Colloquium Speaker

Speaker: Beth Plale
College of Computing
Georgia Institute of Technology
Topic:Dynamic Querying of Data Streams with the dQUOB System
Date:Tuesday, April 3, 2001
Time:11:00 AM
Place:Gould-Simpson, Room 701

Refreshments will be served in the 7th-floor lobby of Gould-Simpson at 10:45 AM


This talk is on the management of large data streams found in high performance parallel and distributed applications. By viewing the data stream as though it were data in a database, we gain access to the data using standard SQL queries. Further, by associating computation to the query, we can perform computations on the data en-route from data provider to consumer. The need for such capability is amply demonstrated in scientific visualization where multiple consumers may be interested in visualizing the results from a complex scientific, but with different views of the data (e.g., 2D vs. 3D), at different resolutions (e.g., laptop vs. visualization engine), and for different regions of the atmosphere. For instance, an SQL query serves to extract the region of interest, and the computation executes a clustering algorithm over the 3D data to create a lower resolution image.

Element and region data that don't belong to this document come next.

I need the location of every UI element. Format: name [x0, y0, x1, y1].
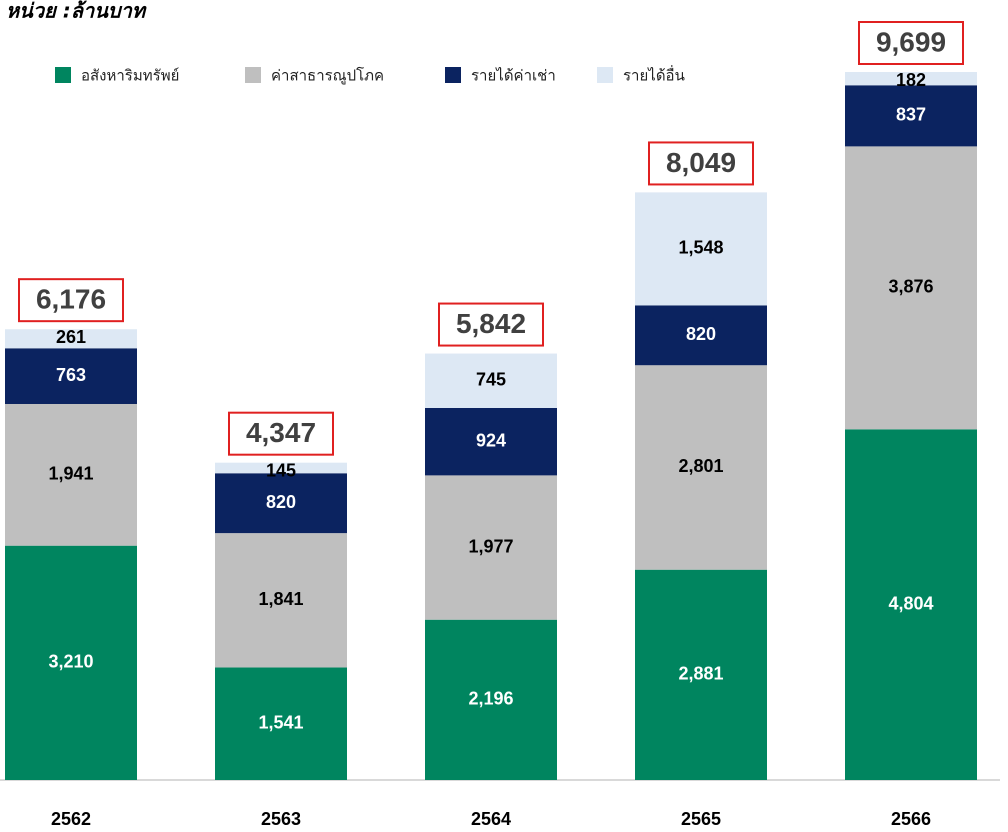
data-label: 763 [56, 365, 86, 385]
bar-segment [425, 407, 557, 476]
x-tick-label: 2562 [51, 809, 91, 829]
total-box [438, 302, 544, 347]
bar-segment [215, 667, 347, 780]
data-label: 1,841 [258, 589, 303, 609]
bar-segment [845, 146, 977, 430]
bar-segment [215, 462, 347, 474]
data-label: 745 [476, 369, 506, 389]
data-label: 145 [266, 460, 296, 480]
data-label: 182 [896, 70, 926, 90]
legend-label: รายได้ค่าเช่า [471, 67, 556, 85]
bar-segment [845, 72, 977, 86]
bar-segment [425, 619, 557, 780]
bar-segment [845, 85, 977, 147]
bar-segment [215, 533, 347, 668]
bar-segment [5, 545, 137, 780]
total-box [858, 21, 964, 65]
bar-segment [635, 192, 767, 306]
data-label: 3,876 [888, 277, 933, 297]
x-tick-label: 2565 [681, 809, 721, 829]
data-label: 1,548 [678, 238, 723, 258]
data-label: 1,977 [468, 536, 513, 556]
total-box [648, 141, 754, 186]
data-label: 1,541 [258, 713, 303, 733]
bar-segment [5, 329, 137, 349]
total-label: 8,049 [666, 147, 736, 178]
bar-segment [5, 403, 137, 546]
data-label: 4,804 [888, 593, 933, 613]
legend-swatch [445, 67, 461, 83]
legend-swatch [55, 67, 71, 83]
total-box [18, 278, 124, 323]
data-label: 261 [56, 327, 86, 347]
x-tick-label: 2564 [471, 809, 511, 829]
bar-segment [635, 365, 767, 570]
legend-swatch [245, 67, 261, 83]
data-label: 1,941 [48, 464, 93, 484]
bar-segment [425, 475, 557, 620]
data-label: 3,210 [48, 652, 93, 672]
data-label: 2,196 [468, 689, 513, 709]
bar-segment [215, 473, 347, 534]
legend-label: อสังหาริมทรัพย์ [81, 67, 179, 85]
data-label: 924 [476, 430, 506, 450]
bar-segment [425, 353, 557, 408]
data-label: 820 [686, 324, 716, 344]
data-label: 820 [266, 492, 296, 512]
unit-label: หน่วย :ล้านบาท [6, 0, 147, 23]
total-label: 5,842 [456, 308, 526, 339]
data-label: 837 [896, 105, 926, 125]
bar-segment [635, 569, 767, 780]
bar-segment [845, 429, 977, 780]
legend-label: รายได้อื่น [623, 65, 685, 85]
data-label: 2,881 [678, 664, 723, 684]
x-tick-label: 2566 [891, 809, 931, 829]
total-label: 6,176 [36, 284, 106, 315]
bar-segment [635, 305, 767, 366]
total-label: 9,699 [876, 26, 946, 57]
legend-swatch [597, 67, 613, 83]
bar-segment [5, 348, 137, 404]
x-tick-label: 2563 [261, 809, 301, 829]
legend-label: ค่าสาธารณูปโภค [271, 67, 384, 85]
total-label: 4,347 [246, 417, 316, 448]
data-label: 2,801 [678, 456, 723, 476]
total-box [228, 411, 334, 456]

The scientific model is but one example of a class of applications to which a query/computation approach to managing data streams is useful. The proliferation of Internet access and the continual drop in per-flop cost of cluster computers have created numerous such examples as high performance computations have scaled in multiple directions to utilize the wealth of resources available and satisfy the broadening demands of new users. Other examples include, high performance processing applications, distributed collaborative environments, distributed data analysis, and remote instrument control.

In this talk I discuss the key results and findings of applying the relational approach to managing large data streams found in scientific visualization. A significant strength of the approach is the uniform way in which the system handles dynamic changes originating as user requests, in the environment, or from the data sources. I discuss these results as well.